Docents are either very, very excited about their jobs or couldn’t care less.
There’s always That One Kid (see above, peanut butter). Hopefully, it’s not yours. But you’ll get ample opportunity to find out.
Herding small children is like trying to get spilled Jello back into the container.
Lunch at a playground is essential for burning off all the energy the darling children have extracted from the chaperones.
Speaking of lunch, you get the see what all the other parents send for their kids to eat. There weren’t exactly a plethora of organic bean sprout gluten free sandwiches is what I’m saying.
There are always a handful of kids whose folks forgot to send their lunches in disposable sacks. A supply of leftover grocery bags or extra paper sacks will come in quite handy so no one’s beloved Tinkerbell lunchbox gets left behind.
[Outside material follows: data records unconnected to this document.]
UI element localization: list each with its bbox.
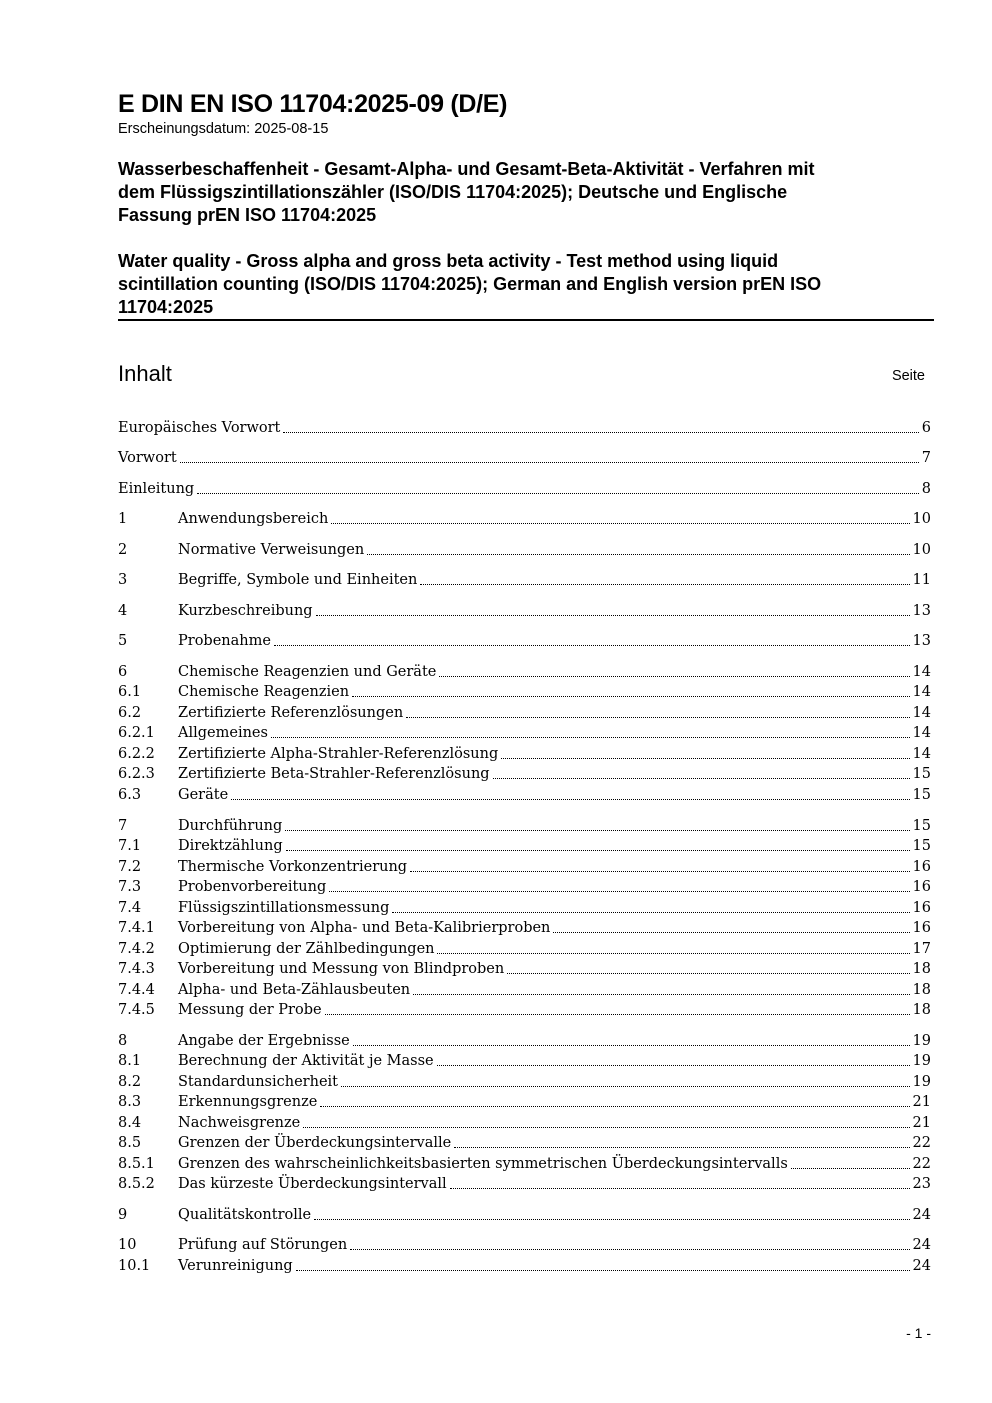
toc-entry-number: 9 <box>118 1207 128 1223</box>
toc-dot-leader <box>283 431 918 433</box>
toc-entry-title: Angabe der Ergebnisse <box>178 1033 350 1049</box>
toc-entry-title: Optimierung der Zählbedingungen <box>178 941 435 957</box>
toc-entry-title: Grenzen des wahrscheinlichkeitsbasierten symmetrischen Überdeckungsintervalls <box>178 1156 788 1172</box>
toc-entry[interactable] <box>118 744 931 764</box>
toc-entry[interactable] <box>118 1205 931 1225</box>
toc-entry-page: 11 <box>912 572 931 588</box>
toc-entry-page: 24 <box>912 1237 931 1253</box>
toc-entry-number: 4 <box>118 603 128 619</box>
toc-entry[interactable] <box>118 631 931 651</box>
toc-entry-number: 2 <box>118 542 128 558</box>
toc-entry-number: 8.5.1 <box>118 1156 155 1172</box>
toc-entry-page: 19 <box>912 1074 931 1090</box>
toc-entry-title: Prüfung auf Störungen <box>178 1237 348 1253</box>
toc-entry[interactable] <box>118 1092 931 1112</box>
title-english <box>118 250 918 319</box>
toc-entry-title: Standardunsicherheit <box>178 1074 338 1090</box>
toc-entry-title: Probenahme <box>178 633 271 649</box>
toc-dot-leader <box>231 798 909 800</box>
toc-entry-page: 14 <box>912 746 931 762</box>
toc-entry-page: 18 <box>912 982 931 998</box>
toc-entry-number: 8 <box>118 1033 128 1049</box>
toc-entry-number: 7.4 <box>118 900 142 916</box>
toc-dot-leader <box>450 1187 910 1189</box>
toc-entry-page: 15 <box>912 766 931 782</box>
toc-entry-number: 8.5.2 <box>118 1176 155 1192</box>
toc-dot-leader <box>501 757 909 759</box>
title-german <box>118 158 918 227</box>
toc-entry-page: 14 <box>912 705 931 721</box>
toc-entry-number: 6.2.1 <box>118 725 155 741</box>
toc-entry[interactable] <box>118 418 931 438</box>
toc-entry[interactable] <box>118 1072 931 1092</box>
toc-dot-leader <box>420 583 909 585</box>
toc-dot-leader <box>180 461 919 463</box>
toc-entry-number: 7.2 <box>118 859 142 875</box>
toc-entry-title: Messung der Probe <box>178 1002 322 1018</box>
title-german-line: Wasserbeschaffenheit - Gesamt-Alpha- und Gesamt-Beta-Aktivität - Verfahren mit <box>118 159 815 179</box>
toc-dot-leader <box>325 1013 910 1015</box>
toc-entry-page: 19 <box>912 1033 931 1049</box>
document-id: E DIN EN ISO 11704:2025-09 (D/E) <box>118 90 508 118</box>
toc-dot-leader <box>367 553 909 555</box>
toc-entry[interactable] <box>118 816 931 836</box>
toc-entry-title: Zertifizierte Alpha-Strahler-Referenzlösung <box>178 746 499 762</box>
toc-entry[interactable] <box>118 1000 931 1020</box>
toc-dot-leader <box>314 1218 909 1220</box>
toc-entry[interactable] <box>118 703 931 723</box>
toc-dot-leader <box>274 644 910 646</box>
toc-entry-number: 6.2.3 <box>118 766 155 782</box>
toc-entry-page: 18 <box>912 961 931 977</box>
toc-entry[interactable] <box>118 509 931 529</box>
toc-entry-title: Einleitung <box>118 481 195 497</box>
toc-entry[interactable] <box>118 1031 931 1051</box>
toc-entry-title: Berechnung der Aktivität je Masse <box>178 1053 434 1069</box>
toc-entry-title: Normative Verweisungen <box>178 542 365 558</box>
toc-entry-number: 6.2 <box>118 705 142 721</box>
toc-dot-leader <box>296 1269 910 1271</box>
toc-entry-number: 7 <box>118 818 128 834</box>
toc-entry-page: 14 <box>912 684 931 700</box>
toc-page-column-label: Seite <box>891 368 925 384</box>
toc-dot-leader <box>341 1085 910 1087</box>
toc-entry-title: Europäisches Vorwort <box>118 420 281 436</box>
toc-entry-title: Thermische Vorkonzentrierung <box>178 859 408 875</box>
toc-entry[interactable] <box>118 723 931 743</box>
toc-entry-number: 6.3 <box>118 787 142 803</box>
toc-entry-page: 10 <box>912 511 931 527</box>
toc-entry-title: Geräte <box>178 787 229 803</box>
toc-entry-page: 19 <box>912 1053 931 1069</box>
toc-entry[interactable] <box>118 1174 931 1194</box>
toc-entry-title: Das kürzeste Überdeckungsintervall <box>178 1176 447 1192</box>
toc-entry-title: Vorbereitung von Alpha- und Beta-Kalibrierproben <box>178 920 551 936</box>
toc-entry-number: 7.1 <box>118 838 142 854</box>
title-german-line: dem Flüssigszintillationszähler (ISO/DIS 11704:2025); Deutsche und Englische <box>118 182 788 202</box>
toc-entry-title: Verunreinigung <box>178 1258 293 1274</box>
toc-dot-leader <box>320 1105 909 1107</box>
toc-dot-leader <box>353 1044 910 1046</box>
toc-entry[interactable] <box>118 898 931 918</box>
toc-entry-page: 16 <box>912 879 931 895</box>
toc-entry[interactable] <box>118 1154 931 1174</box>
toc-entry-page: 14 <box>912 664 931 680</box>
toc-entry[interactable] <box>118 1235 931 1255</box>
toc-dot-leader <box>286 849 910 851</box>
toc-entry-number: 6.1 <box>118 684 142 700</box>
toc-entry-number: 7.4.5 <box>118 1002 155 1018</box>
toc-entry-page: 15 <box>912 818 931 834</box>
toc-dot-leader <box>454 1146 909 1148</box>
toc-entry-number: 6 <box>118 664 128 680</box>
toc-dot-leader <box>410 870 909 872</box>
toc-dot-leader <box>329 890 909 892</box>
toc-entry-page: 21 <box>912 1115 931 1131</box>
toc-entry[interactable] <box>118 1133 931 1153</box>
toc-dot-leader <box>350 1248 909 1250</box>
toc-entry[interactable] <box>118 836 931 856</box>
toc-dot-leader <box>316 614 910 616</box>
toc-dot-leader <box>197 492 919 494</box>
toc-entry[interactable] <box>118 764 931 784</box>
toc-entry-title: Flüssigszintillationsmessung <box>178 900 390 916</box>
toc-entry[interactable] <box>118 662 931 682</box>
toc-entry[interactable] <box>118 479 931 499</box>
publication-date: Erscheinungsdatum: 2025-08-15 <box>118 121 329 137</box>
toc-entry-page: 16 <box>912 859 931 875</box>
toc-dot-leader <box>553 931 909 933</box>
toc-entry-title: Chemische Reagenzien und Geräte <box>178 664 437 680</box>
toc-dot-leader <box>493 777 910 779</box>
toc-entry-title: Direktzählung <box>178 838 283 854</box>
toc-entry[interactable] <box>118 959 931 979</box>
toc-entry-page: 21 <box>912 1094 931 1110</box>
toc-dot-leader <box>285 829 909 831</box>
title-english-line: Water quality - Gross alpha and gross beta activity - Test method using liquid <box>118 251 779 271</box>
toc-entry-page: 24 <box>912 1258 931 1274</box>
toc-entry[interactable] <box>118 1256 931 1276</box>
toc-entry-number: 8.5 <box>118 1135 142 1151</box>
toc-entry-number: 7.4.1 <box>118 920 155 936</box>
toc-entry-title: Nachweisgrenze <box>178 1115 301 1131</box>
toc-entry-number: 7.4.3 <box>118 961 155 977</box>
toc-entry-page: 16 <box>912 900 931 916</box>
toc-entry[interactable] <box>118 857 931 877</box>
toc-entry[interactable] <box>118 601 931 621</box>
toc-entry-title: Vorwort <box>118 450 177 466</box>
toc-entry[interactable] <box>118 980 931 1000</box>
toc-dot-leader <box>392 911 909 913</box>
toc-entry-number: 7.3 <box>118 879 142 895</box>
toc-dot-leader <box>271 736 910 738</box>
toc-entry-number: 3 <box>118 572 128 588</box>
toc-entry-page: 13 <box>912 633 931 649</box>
toc-entry-number: 8.1 <box>118 1053 142 1069</box>
toc-dot-leader <box>413 993 909 995</box>
toc-entry[interactable] <box>118 448 931 468</box>
title-english-line: 11704:2025 <box>118 297 214 317</box>
toc-entry-title: Anwendungsbereich <box>178 511 329 527</box>
toc-entry-title: Chemische Reagenzien <box>178 684 350 700</box>
toc-entry-number: 7.4.4 <box>118 982 155 998</box>
toc-entry[interactable] <box>118 682 931 702</box>
toc-entry[interactable] <box>118 1113 931 1133</box>
toc-entry-title: Zertifizierte Beta-Strahler-Referenzlösung <box>178 766 490 782</box>
toc-dot-leader <box>352 695 910 697</box>
toc-entry[interactable] <box>118 877 931 897</box>
toc-heading: Inhalt <box>118 361 172 386</box>
toc-entry-number: 8.3 <box>118 1094 142 1110</box>
toc-entry-page: 24 <box>912 1207 931 1223</box>
toc-entry-title: Alpha- und Beta-Zählausbeuten <box>178 982 411 998</box>
toc-entry-page: 14 <box>912 725 931 741</box>
toc-entry[interactable] <box>118 939 931 959</box>
toc-entry[interactable] <box>118 785 931 805</box>
toc-dot-leader <box>331 522 909 524</box>
toc-entry-page: 13 <box>912 603 931 619</box>
toc-entry-page: 15 <box>912 838 931 854</box>
toc-entry-page: 6 <box>921 420 931 436</box>
toc-dot-leader <box>437 952 909 954</box>
toc-entry-page: 22 <box>912 1156 931 1172</box>
toc-entry-title: Kurzbeschreibung <box>178 603 313 619</box>
toc-entry-number: 7.4.2 <box>118 941 155 957</box>
toc-entry-number: 10.1 <box>118 1258 151 1274</box>
toc-entry-page: 10 <box>912 542 931 558</box>
toc-entry-page: 8 <box>921 481 931 497</box>
toc-entry-title: Probenvorbereitung <box>178 879 327 895</box>
toc-entry-title: Zertifizierte Referenzlösungen <box>178 705 404 721</box>
toc-entry-number: 10 <box>118 1237 137 1253</box>
toc-dot-leader <box>406 716 909 718</box>
toc-entry-title: Allgemeines <box>178 725 268 741</box>
toc-dot-leader <box>507 972 909 974</box>
title-english-line: scintillation counting (ISO/DIS 11704:2025); German and English version prEN ISO <box>118 274 822 294</box>
toc-entry-title: Qualitätskontrolle <box>178 1207 312 1223</box>
toc-entry-number: 1 <box>118 511 128 527</box>
toc-entry-page: 23 <box>912 1176 931 1192</box>
toc-entry[interactable] <box>118 570 931 590</box>
toc-entry-page: 17 <box>912 941 931 957</box>
toc-entry[interactable] <box>118 1051 931 1071</box>
toc-entry-page: 15 <box>912 787 931 803</box>
title-divider <box>118 319 934 321</box>
toc-entry-page: 22 <box>912 1135 931 1151</box>
toc-entry-page: 18 <box>912 1002 931 1018</box>
toc-entry-title: Durchführung <box>178 818 283 834</box>
toc-entry-page: 16 <box>912 920 931 936</box>
toc-entry[interactable] <box>118 540 931 560</box>
toc-entry-title: Grenzen der Überdeckungsintervalle <box>178 1135 452 1151</box>
toc-dot-leader <box>437 1064 910 1066</box>
toc-entry-number: 5 <box>118 633 128 649</box>
toc-entry-title: Erkennungsgrenze <box>178 1094 318 1110</box>
toc-entry-title: Begriffe, Symbole und Einheiten <box>178 572 418 588</box>
toc-entry-page: 7 <box>921 450 931 466</box>
toc-entry-number: 8.4 <box>118 1115 142 1131</box>
page-number: - 1 - <box>906 1325 931 1341</box>
toc-entry-number: 6.2.2 <box>118 746 155 762</box>
toc-entry-number: 8.2 <box>118 1074 142 1090</box>
toc-entry[interactable] <box>118 918 931 938</box>
toc-entry-title: Vorbereitung und Messung von Blindproben <box>178 961 505 977</box>
toc-dot-leader <box>791 1167 910 1169</box>
toc-dot-leader <box>439 675 909 677</box>
title-german-line: Fassung prEN ISO 11704:2025 <box>118 205 377 225</box>
toc-dot-leader <box>303 1126 909 1128</box>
The younger the children, the higher the probability that most of them will fall asleep on the ride back.
Even if all you do is slowly walk around a building or outside looking at things, you will be completely exhausted before the day is over.
Always bring extra band aids, tissues, drinks, snacks, change, and hand sanitizer. You will be the favorite parent there.
Teachers are truly angels on earth for dealing with your children with more patience than the Pope. Bring them some of that Starbucks you stopped for earlier because they not only need it, they deserve it.
Thanks to my own parents who took care of Sabrina so that I could be a part of all this. Also, thanks to all allergy medications for helping more than a few (teachers included) make it through a morning at the apple orchard without their noses falling off. So, who’s up for the zoo in April? I promise not to bring the tornado.